しかしながら今回は押しっぱなしを検知しているのでUpdateが連続で呼ばれたとしてもプレイヤーはボタンを押し続けているのでFixedUpdateに入ってきても入力を受け取ることができます。
FixedUpdateが連続で呼ばれる場合もある
では、下の例のようにFixedUpdateが複数回呼ばれるケースに絞って考えましょう。
FixedUpdate(移動)
↓
FixedUpdate(移動)
↓
FixedUpdate(移動)
↓
Update(入力と描画)
↓
以下ループ…
移動が何回も呼ばれるので瞬間移動して見えます。これは、よく処理落ちしたときやフレームレートが低いとみられる現象です。今回の場合、velocity(速さ)に直接値を入れています。ここで、注目してほしいのは「速さ」に値を入れているのであって、transformの時のように「位置」」に値をいれているわけではありません。力を加えなければ「速さ」は減衰しますよね。もし、Updateに移動の処理を書いた場合、速さに値が代入されて、連続2回目以降のFixedUpdateでは何も代入されないので、減衰します。

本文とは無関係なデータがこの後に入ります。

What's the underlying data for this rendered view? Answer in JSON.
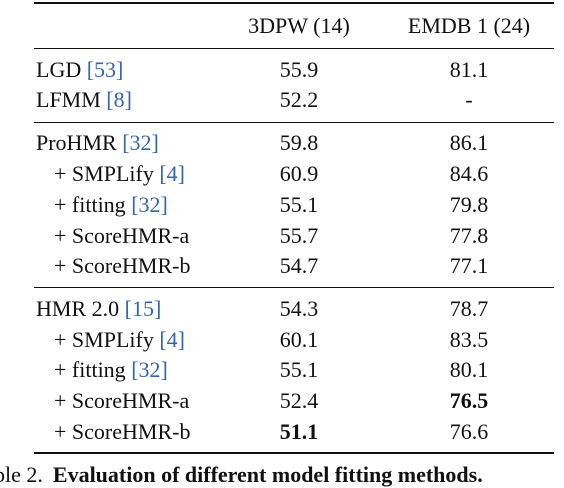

一方、FixedUpdateに移動処理を書いた場合、移動の前に逐一速さに値が代入されるので、減衰せずにずっと一定です。上の状態はフレームレートが30FPS以下だったり、処理落ちしたときに見られます。通常時は逐一速さが代入されるため、減衰せずずっと一定です。その為、処理落ちしたときと通常時の操作感が少し違うため、これを合わせるためにFixedUpdateにしています。
おわりに
いかがでしたでしょうか。接地判定のスクリプトを呼び出して使うことやFixedUpdateやUpdateの意味も考慮してゲームは開発していく必要があります。現在はついていくだけで精いっぱいだと思いますが、徐々に慣れていきましょう。